Erstein: Tell me about the upcoming revival of Fiddler, scheduled for next season to mark the show’s 50th anniversary.
Harnick: Originally, we were supposed to have Mike Nichols (directing). When Jerry and I worked with Mike on The Apple Tree, he kept saying, “I shouldn’t be doing this. I don’t know how to do a musical.” And we kept saying, “Mike, what you’re doing is wonderful.” And he refused to believe it.
And in fact, shortly before we came to New York, he called Jerry Robbins. Robbins came up to see the show and Robbins said, “Can you stay out another two weeks? I see a lot of things we could do.” And Nichols said, “No, with Barbara Harris, she’s very fragile. If we don’t come in soon, we won’t have a leading lady.” So Robbins said, “OK, then do this, this, this and this,” and Mike just wrote those things down and did them.
When he did Spamalot and won the Tony, I thought, “Now he’s confident.” It turned out he wasn’t. When I wrote to him and said, “Would you do Fiddler?” and he answered me and said, “yes,” what I didn’t know is he told our producer, “I will only do it if I can do it with Casey Nicholaw [his Spamalot choreographer].” And Nicholaw wasn’t interested, so he backed out.
At that point, we made a list of directors and Joe Stein’s widow and I wanted Bart Sher.
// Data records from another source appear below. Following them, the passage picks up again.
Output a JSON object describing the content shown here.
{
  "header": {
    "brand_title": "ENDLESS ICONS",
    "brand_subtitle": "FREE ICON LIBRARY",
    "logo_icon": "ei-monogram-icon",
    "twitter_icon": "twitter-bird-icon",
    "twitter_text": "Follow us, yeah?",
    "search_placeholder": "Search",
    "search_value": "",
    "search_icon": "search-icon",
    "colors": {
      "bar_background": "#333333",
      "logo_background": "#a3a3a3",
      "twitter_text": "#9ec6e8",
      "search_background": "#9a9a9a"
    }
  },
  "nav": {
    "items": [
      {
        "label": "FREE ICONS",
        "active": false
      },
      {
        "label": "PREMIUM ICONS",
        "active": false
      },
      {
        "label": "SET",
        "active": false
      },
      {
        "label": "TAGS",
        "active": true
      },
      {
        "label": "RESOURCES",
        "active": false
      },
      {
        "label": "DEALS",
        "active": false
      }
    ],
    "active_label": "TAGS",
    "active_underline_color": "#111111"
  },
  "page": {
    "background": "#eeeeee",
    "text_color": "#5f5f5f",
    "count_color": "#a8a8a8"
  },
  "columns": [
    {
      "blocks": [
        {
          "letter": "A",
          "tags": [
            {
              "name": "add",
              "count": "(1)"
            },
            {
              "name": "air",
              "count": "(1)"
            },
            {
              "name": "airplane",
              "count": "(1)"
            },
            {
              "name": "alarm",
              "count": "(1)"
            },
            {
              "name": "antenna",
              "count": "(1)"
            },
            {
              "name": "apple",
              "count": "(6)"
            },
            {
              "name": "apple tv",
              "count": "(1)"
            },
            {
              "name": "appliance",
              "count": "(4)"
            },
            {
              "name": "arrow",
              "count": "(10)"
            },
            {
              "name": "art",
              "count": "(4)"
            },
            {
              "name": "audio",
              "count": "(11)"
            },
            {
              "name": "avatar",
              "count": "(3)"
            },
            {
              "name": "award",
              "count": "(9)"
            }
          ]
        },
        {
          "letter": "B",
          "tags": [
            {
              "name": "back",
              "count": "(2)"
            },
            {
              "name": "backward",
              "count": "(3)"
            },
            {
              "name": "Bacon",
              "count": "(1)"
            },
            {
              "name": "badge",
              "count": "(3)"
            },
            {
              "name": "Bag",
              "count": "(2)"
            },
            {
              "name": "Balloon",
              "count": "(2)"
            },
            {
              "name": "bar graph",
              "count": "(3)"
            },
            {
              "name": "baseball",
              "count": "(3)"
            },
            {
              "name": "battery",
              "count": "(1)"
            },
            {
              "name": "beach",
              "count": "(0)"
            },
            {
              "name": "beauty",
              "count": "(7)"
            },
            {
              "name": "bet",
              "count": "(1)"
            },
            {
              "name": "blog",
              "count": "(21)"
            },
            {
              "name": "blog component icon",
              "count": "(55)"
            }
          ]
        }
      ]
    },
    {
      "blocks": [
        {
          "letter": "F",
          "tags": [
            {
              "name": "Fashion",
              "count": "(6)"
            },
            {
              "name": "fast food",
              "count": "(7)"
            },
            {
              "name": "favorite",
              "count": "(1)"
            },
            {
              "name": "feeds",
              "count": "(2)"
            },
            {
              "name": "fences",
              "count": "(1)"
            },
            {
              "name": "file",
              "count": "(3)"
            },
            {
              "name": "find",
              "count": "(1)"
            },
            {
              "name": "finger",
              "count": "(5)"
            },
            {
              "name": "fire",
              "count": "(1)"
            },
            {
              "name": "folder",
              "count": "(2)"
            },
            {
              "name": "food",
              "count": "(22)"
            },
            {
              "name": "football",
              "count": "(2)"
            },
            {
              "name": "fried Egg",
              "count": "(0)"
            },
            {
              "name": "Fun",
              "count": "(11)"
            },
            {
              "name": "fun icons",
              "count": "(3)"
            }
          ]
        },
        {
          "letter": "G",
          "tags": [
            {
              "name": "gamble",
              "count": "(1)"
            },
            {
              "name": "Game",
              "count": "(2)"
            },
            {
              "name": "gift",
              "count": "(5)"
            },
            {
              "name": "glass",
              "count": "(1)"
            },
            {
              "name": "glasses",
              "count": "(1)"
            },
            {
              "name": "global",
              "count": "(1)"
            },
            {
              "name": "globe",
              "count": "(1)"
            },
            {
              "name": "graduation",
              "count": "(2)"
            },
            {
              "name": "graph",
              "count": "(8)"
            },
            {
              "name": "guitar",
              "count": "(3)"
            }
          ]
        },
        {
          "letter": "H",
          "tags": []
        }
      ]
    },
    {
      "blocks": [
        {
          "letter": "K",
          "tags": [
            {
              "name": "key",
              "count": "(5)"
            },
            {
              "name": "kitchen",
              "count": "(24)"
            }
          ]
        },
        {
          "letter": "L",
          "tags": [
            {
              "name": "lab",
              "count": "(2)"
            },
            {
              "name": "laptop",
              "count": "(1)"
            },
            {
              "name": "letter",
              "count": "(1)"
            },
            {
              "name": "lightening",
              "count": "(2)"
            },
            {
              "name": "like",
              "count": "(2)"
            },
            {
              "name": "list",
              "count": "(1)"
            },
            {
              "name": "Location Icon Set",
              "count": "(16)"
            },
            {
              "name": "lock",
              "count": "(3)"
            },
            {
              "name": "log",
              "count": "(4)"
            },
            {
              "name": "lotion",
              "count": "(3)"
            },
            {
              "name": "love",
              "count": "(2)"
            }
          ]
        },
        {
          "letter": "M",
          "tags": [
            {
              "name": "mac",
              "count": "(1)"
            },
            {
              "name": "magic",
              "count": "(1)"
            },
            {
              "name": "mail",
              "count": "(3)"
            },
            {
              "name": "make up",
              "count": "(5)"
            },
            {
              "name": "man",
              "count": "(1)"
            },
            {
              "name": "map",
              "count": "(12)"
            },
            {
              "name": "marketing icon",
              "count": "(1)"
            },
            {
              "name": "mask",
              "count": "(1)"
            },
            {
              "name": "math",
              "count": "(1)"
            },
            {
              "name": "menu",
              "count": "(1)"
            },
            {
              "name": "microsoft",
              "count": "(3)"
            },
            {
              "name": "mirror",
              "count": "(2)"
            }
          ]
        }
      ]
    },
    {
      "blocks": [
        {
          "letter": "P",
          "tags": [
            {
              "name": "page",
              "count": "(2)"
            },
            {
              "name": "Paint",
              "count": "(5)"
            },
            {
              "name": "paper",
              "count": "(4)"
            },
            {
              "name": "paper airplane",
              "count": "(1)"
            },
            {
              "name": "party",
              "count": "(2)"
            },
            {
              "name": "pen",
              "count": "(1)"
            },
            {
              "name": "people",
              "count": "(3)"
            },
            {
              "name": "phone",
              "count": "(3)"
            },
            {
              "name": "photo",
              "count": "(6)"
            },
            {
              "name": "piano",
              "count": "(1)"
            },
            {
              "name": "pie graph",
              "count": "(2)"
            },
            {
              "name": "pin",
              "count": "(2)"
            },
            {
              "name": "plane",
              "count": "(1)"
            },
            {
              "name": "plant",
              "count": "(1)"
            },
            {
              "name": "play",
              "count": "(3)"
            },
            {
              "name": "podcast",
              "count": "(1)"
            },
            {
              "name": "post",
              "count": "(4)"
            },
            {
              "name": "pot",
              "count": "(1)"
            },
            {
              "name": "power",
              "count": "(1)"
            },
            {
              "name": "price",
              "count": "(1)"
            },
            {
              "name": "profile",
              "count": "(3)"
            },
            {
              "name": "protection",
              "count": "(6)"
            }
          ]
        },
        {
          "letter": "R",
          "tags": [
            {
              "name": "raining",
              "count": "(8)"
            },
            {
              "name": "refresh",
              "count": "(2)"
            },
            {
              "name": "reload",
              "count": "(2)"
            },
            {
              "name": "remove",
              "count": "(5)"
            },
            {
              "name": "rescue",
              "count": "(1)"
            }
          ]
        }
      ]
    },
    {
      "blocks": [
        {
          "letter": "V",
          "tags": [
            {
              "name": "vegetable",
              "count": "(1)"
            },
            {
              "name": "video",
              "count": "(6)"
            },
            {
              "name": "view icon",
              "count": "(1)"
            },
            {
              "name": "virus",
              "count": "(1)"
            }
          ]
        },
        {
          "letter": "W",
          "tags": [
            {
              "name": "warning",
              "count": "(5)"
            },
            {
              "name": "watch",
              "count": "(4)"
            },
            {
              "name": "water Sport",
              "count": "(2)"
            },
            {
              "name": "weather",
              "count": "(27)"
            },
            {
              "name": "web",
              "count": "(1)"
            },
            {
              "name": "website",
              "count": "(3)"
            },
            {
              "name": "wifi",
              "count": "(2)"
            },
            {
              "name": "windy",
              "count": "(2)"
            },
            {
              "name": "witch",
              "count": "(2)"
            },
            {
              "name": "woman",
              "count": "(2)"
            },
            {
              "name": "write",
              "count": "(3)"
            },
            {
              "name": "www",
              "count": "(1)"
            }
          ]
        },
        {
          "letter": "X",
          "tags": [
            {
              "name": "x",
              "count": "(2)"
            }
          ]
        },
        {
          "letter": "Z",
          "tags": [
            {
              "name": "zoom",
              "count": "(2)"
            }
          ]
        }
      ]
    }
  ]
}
He said he would love to do it, but he couldn’t do it in the anniversary year, it would have to be the year after because he was so busy. And I must say the lawyers and the agents were battling with us. They said, “Don’t use him. He’ll back out. Do it in the anniversary year.” And we held out for Bart, because I think he’s wonderful.
(What is planned for your birthday celebration?) It’s mostly having to do with Fiddler’s 50th. They’re including me in it. The Folksbiene, the Yiddish theater, they’re doing a big, ambitious event at Town Hall (June 9). They’re trying to get in touch with as many people as they can that have done the show on Broadway. Because that’s what they did for Les Miz.
Then Symphony Space, up on the Upper West Side, they’re doing a big gala. And Goodspeed is having a big celebration (June 14). What I intend to say at each one of them is how important Jerry Robbins was, because the more I look at that show, the more I realize it’s what it is because of Jerry Robbins.
We knew from the beginning that he was obsessed. He said the reason he accepted the invitation to direct it, when he was six his family went to Poland — the area where we all come from — and he said even at the age of six, he remembers it as being a very moving experience. Now, he said, he has the chance to put that culture back onstage, to bring it back to life. And that is exactly what he did.